We crossed the Mackinac Bridge in a snowstorm on a day that started rainy in Detroit, turned quickly to ice by the time we passed Auburn Hills and then became firmly snowy by the time we passed Flint. By the time we crossed into the Upper Peninsula, our highway speed topped out at 35 mph.
Slowing down allows for better looking. These are dunes along Lake Michigan on the Upper Peninsula, near St. Ignace.
The stories these cabins could tell.
Sometimes the snow blows in your face and sometimes someone does it for you.
Stopping overnight in Marquette always means three things to me: peeping the icy magnificent navy Big Bay, getting a maple cream latte at Sweet Water and visiting Snowbound Books.
It’s a long wooded drive from Marquette to the Wisconsin line. And once you cross it, you can tell you’re in another state. A more abundantly snowy one, for starters.
Snow so deep that dogs can swim in it in Ashland.
Once we got to Duluth, our ultimate destination, we snuggled into our room in Canal Park, rising the next day for the dawn. It’s easy to catch a winter sunrise up here. This one happened around 8 a.m.
A long-running joke is that Duluth is the San Francisco of the Upper Midwest.
I kind of agree.
It’s hilly and on water. Lake Superior.
We saw ducks swimming in the cold, cold lake. A reminder that cold is relative.

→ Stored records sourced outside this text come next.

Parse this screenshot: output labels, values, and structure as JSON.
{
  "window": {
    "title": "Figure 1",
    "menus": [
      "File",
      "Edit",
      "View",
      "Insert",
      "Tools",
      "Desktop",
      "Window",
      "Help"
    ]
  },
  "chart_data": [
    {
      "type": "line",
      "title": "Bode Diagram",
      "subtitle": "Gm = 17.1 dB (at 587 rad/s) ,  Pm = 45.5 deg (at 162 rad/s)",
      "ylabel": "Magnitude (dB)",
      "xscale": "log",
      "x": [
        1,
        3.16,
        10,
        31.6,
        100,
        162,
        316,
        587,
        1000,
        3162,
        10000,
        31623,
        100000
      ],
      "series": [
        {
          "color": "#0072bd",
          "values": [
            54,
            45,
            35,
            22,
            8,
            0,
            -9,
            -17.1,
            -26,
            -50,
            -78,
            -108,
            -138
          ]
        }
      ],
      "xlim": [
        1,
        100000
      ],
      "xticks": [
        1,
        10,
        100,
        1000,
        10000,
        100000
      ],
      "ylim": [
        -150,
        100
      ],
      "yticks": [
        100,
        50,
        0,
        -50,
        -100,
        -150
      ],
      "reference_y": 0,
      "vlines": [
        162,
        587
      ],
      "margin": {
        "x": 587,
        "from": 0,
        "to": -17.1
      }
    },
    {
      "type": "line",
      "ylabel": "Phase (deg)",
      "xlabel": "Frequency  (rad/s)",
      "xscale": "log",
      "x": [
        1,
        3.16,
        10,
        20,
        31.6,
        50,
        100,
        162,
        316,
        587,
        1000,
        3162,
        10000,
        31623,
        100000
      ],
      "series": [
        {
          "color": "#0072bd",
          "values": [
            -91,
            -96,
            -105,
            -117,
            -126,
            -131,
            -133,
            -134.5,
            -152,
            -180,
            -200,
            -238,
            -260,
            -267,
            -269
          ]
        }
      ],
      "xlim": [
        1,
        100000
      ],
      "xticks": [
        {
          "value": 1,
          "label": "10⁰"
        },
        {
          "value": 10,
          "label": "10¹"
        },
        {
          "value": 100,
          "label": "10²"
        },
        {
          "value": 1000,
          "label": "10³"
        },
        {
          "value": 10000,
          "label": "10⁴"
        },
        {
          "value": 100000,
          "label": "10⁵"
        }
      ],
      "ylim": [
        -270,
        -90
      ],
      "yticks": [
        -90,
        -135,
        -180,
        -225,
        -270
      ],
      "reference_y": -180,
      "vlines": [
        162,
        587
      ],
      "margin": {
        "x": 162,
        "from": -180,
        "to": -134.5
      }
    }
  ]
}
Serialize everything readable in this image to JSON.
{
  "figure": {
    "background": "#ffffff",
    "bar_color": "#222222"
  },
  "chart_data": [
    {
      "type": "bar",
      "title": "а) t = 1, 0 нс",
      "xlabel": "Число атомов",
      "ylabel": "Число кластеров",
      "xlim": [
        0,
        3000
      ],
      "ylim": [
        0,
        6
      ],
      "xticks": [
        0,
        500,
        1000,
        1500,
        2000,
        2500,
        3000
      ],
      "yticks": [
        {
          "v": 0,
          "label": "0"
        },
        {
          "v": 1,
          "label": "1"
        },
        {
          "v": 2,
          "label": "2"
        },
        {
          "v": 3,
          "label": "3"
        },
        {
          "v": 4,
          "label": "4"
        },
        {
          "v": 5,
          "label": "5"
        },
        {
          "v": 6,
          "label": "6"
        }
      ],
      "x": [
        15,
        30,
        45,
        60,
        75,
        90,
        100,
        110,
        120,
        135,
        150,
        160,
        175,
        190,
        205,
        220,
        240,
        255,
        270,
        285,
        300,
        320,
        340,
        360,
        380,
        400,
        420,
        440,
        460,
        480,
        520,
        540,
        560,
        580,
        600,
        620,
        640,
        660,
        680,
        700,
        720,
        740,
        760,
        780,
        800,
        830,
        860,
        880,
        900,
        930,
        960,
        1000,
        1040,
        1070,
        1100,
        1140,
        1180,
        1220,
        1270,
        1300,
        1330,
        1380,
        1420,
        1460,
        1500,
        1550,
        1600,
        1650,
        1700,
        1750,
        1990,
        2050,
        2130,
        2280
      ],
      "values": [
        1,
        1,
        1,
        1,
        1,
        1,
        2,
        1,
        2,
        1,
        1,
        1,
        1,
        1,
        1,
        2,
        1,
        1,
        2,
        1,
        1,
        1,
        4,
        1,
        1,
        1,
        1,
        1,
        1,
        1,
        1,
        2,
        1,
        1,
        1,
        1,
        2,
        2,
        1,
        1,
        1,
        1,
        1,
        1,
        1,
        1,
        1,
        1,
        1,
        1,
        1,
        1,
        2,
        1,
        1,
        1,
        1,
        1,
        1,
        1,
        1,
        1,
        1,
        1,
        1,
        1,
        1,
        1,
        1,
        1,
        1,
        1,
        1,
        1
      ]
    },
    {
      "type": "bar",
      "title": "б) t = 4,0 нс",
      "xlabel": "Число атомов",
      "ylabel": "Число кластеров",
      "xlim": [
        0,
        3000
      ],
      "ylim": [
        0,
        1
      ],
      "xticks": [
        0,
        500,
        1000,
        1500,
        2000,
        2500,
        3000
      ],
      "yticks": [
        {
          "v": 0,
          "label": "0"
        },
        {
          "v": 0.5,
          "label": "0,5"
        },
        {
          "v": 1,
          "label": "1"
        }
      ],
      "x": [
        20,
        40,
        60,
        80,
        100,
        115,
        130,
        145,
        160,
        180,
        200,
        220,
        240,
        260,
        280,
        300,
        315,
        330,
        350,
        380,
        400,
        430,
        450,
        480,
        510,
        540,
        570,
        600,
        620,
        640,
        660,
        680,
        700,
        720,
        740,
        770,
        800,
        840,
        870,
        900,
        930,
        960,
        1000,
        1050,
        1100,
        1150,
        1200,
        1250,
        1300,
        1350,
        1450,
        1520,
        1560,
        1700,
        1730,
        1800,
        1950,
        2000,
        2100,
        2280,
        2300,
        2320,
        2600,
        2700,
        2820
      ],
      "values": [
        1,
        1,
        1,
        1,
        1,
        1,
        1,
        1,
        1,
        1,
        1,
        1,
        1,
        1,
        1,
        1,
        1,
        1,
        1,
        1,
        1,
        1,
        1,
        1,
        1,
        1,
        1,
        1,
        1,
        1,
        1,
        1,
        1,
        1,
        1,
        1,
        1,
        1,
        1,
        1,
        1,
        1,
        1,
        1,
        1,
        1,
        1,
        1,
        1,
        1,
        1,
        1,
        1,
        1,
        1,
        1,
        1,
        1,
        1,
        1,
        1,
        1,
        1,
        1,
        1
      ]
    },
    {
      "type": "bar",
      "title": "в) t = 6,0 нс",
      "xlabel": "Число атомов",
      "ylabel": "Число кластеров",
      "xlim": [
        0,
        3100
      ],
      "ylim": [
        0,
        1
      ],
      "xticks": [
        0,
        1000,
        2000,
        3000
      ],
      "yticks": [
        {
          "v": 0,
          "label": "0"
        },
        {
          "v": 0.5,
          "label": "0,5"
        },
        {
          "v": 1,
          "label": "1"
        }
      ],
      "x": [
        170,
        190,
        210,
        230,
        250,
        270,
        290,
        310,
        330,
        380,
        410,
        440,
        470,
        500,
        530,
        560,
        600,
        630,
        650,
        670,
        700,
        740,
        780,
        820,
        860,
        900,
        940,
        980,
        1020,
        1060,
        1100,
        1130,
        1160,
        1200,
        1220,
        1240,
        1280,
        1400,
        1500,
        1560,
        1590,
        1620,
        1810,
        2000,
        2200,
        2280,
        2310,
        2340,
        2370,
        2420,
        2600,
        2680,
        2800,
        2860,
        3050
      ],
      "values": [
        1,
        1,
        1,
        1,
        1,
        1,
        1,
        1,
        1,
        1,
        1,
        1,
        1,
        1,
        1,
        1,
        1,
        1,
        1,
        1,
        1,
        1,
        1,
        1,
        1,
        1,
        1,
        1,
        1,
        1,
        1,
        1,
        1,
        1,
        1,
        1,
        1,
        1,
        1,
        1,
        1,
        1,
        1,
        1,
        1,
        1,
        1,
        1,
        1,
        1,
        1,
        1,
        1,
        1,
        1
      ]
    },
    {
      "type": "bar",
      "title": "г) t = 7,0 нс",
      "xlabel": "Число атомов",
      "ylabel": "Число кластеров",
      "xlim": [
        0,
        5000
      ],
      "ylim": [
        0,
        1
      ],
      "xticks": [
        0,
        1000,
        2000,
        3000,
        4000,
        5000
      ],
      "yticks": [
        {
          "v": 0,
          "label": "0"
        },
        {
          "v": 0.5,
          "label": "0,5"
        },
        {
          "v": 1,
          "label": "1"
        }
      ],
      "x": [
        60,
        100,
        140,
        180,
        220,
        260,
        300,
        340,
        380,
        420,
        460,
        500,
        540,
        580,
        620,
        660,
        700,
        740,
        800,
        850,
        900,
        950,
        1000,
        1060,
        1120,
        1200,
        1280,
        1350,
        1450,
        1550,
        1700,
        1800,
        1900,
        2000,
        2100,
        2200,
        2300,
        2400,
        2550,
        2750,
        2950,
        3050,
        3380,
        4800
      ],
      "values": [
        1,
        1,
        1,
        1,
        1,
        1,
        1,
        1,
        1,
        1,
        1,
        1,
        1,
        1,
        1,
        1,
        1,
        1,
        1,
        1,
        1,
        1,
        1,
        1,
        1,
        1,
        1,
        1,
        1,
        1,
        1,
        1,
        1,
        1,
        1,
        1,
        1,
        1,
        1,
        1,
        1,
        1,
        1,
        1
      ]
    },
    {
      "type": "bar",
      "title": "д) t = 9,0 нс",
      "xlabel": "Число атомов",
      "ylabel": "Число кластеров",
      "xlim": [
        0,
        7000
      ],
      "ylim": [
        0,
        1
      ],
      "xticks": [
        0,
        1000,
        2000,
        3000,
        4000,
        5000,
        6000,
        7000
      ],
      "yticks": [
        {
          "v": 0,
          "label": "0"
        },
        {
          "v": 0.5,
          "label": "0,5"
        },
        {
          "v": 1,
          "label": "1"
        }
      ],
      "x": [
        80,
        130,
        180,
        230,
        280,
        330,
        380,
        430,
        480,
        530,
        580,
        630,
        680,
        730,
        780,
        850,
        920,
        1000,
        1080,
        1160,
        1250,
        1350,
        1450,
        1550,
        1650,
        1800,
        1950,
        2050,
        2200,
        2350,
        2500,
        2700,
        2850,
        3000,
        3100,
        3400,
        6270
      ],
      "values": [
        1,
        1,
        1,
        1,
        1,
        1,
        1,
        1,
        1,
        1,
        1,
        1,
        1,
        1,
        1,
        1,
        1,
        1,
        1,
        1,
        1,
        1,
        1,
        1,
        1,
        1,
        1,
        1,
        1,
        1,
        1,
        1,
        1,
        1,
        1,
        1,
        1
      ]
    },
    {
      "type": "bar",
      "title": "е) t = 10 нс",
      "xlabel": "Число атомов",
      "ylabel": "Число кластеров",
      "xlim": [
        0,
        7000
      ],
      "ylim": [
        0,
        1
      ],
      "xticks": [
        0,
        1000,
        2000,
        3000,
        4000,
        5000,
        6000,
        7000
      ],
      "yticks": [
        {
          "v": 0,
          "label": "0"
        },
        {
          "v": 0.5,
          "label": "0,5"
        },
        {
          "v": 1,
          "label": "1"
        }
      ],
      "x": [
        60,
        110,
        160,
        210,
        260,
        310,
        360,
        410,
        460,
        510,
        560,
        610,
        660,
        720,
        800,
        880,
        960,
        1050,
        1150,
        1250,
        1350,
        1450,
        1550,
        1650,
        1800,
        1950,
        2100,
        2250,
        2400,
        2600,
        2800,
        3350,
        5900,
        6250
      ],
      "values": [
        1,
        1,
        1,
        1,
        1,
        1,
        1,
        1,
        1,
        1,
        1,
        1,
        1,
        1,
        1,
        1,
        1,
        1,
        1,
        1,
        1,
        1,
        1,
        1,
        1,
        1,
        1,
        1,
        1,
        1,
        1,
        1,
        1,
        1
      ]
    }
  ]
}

A visit to Duluth is not complete without a visit to the Duluth Grill for their red flannel hash.
The light up north always fills me with joy. The snow reflects and glows. The world seems on the brink of something good. Visiting this hardy place reminds me that we’re at an inflection point. And with that, promise of new experiences and growth. Good bye, 2013. You were sure interesting.
I know nothing about that part of the country and love your little tour — sitting in front of the fireplace glad that I’m not on those snowy roads. But it sure is pretty. Thank you!